Puis Basile aborde un sujet capital : est-ce qu’il existait déjà des signes de chute dans les plantes ? « Que la terre produise , dit l’Écriture, des arbres fruitiers qui portent du fruit, et qui renferment leur semence en eux-mêmes selon leur espèce et leur ressemblance sur la terre. A cette parole on vit paraître une immense quantité de bois épais ; on vit sortir tous les arbres, soit ceux qui sont de nature à s’élever à la plus grande hauteur, les pins, les sapins, les cèdres, les cyprès et autres ; soit ceux qui servent pour les couronnes, les rosiers, les myrtes, les lauriers ; soit toutes les espèces d’arbustes. Tous les arbres qui n’avaient pas encore paru sur la terre, y prirent l’être en un instant, chacun avec des caractères particuliers, avec des différences visibles, qui les font reconnaître et qui les distinguent de ceux dont l’espèce n’est pas la même. Toutefois la rose était sans épine : l’épine a été ajoutée depuis à la beauté de cette fleur, afin que la peine, pour nous, soit près du plaisir, et que nous puissions nous rappeler la faute qui a condamné la terre à nous produire des épines et des ronces.
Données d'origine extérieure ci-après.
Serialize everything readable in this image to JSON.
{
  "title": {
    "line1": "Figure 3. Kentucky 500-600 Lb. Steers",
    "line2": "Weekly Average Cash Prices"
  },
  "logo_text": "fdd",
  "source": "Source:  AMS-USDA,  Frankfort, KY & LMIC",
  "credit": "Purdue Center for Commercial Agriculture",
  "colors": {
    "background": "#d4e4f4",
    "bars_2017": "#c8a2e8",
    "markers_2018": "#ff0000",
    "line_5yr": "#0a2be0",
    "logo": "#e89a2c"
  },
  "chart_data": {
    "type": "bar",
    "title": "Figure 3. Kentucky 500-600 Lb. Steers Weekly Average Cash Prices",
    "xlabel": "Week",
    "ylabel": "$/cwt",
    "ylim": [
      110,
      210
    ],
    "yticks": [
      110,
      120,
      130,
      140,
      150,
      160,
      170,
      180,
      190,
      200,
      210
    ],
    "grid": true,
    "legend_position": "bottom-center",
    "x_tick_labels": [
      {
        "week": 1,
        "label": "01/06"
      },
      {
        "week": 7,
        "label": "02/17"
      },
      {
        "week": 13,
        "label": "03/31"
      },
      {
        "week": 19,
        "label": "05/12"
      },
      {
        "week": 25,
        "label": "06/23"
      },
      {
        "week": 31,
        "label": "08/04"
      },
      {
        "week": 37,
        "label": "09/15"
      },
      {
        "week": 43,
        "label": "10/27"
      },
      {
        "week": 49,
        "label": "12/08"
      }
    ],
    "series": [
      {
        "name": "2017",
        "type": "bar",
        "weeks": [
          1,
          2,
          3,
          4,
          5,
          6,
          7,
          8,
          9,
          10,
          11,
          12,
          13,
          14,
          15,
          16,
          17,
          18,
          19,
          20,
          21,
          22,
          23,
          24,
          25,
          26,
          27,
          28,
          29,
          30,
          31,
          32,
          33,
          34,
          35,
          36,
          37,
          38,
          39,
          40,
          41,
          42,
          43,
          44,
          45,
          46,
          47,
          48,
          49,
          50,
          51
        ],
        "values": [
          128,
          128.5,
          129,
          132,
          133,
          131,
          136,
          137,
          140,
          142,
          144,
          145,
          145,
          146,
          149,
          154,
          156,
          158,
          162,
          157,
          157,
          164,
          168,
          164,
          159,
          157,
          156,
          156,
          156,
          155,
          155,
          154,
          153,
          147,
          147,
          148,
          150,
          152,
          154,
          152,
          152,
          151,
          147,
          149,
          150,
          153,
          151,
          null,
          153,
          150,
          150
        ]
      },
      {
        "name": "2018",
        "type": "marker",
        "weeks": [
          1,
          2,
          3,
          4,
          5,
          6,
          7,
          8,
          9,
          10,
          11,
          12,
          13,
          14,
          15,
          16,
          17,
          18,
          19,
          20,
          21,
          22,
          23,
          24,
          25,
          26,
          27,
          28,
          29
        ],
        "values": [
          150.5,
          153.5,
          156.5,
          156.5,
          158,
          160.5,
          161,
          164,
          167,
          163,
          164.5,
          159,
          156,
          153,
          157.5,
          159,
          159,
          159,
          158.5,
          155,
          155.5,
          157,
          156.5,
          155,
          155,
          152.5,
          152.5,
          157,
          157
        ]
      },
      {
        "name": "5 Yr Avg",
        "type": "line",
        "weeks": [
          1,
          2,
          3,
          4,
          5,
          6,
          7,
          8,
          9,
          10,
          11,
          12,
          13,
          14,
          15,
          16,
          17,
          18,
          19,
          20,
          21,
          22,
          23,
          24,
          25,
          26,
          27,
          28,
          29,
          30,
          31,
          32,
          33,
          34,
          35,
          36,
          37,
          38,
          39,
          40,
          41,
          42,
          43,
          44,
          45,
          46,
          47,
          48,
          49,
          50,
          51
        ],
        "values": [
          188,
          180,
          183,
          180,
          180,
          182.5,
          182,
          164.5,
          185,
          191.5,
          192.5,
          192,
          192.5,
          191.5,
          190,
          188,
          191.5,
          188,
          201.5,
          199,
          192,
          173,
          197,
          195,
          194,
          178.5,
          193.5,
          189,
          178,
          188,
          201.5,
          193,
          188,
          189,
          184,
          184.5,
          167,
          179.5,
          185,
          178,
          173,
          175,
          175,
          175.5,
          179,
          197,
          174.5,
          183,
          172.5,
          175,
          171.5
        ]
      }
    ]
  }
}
Mais, dit-on, la terre a reçu l’ordre de produire des arbres fruitiers, qui portent des fruits sur la terre et qui aient leur semence en eux-mêmes : cependant nous voyons plusieurs arbres qui n’ont ni fruits, ni semences. Nous dirons à cela que les arbres les plus précieux ont obtenu une mention principale. Ensuite, à bien examiner, on verra que tous les arbres ont une semence, ou une vertu qui en tient lieu. Les peupliers blancs et noirs, les saules, les ormes et autres arbres de même nature , paraissent au premier coup d’œil ne porter aucun fruit; mais si on les considère attentivement, on verra que chacun d’eux a une semence. Une graine cachée sous les feuilles, à laquelle on a donné un nom particulier, tient lieu de semence. Tous les arbres qui viennent de branches plantées en terre, jettent de-là, pour la plupart, des racines. Peut-être aussi que des rejetons à la racine tiennent lieu de semence, rejetons que les cultivateurs des arbres arrachent et plantent pour multiplier l’espèce.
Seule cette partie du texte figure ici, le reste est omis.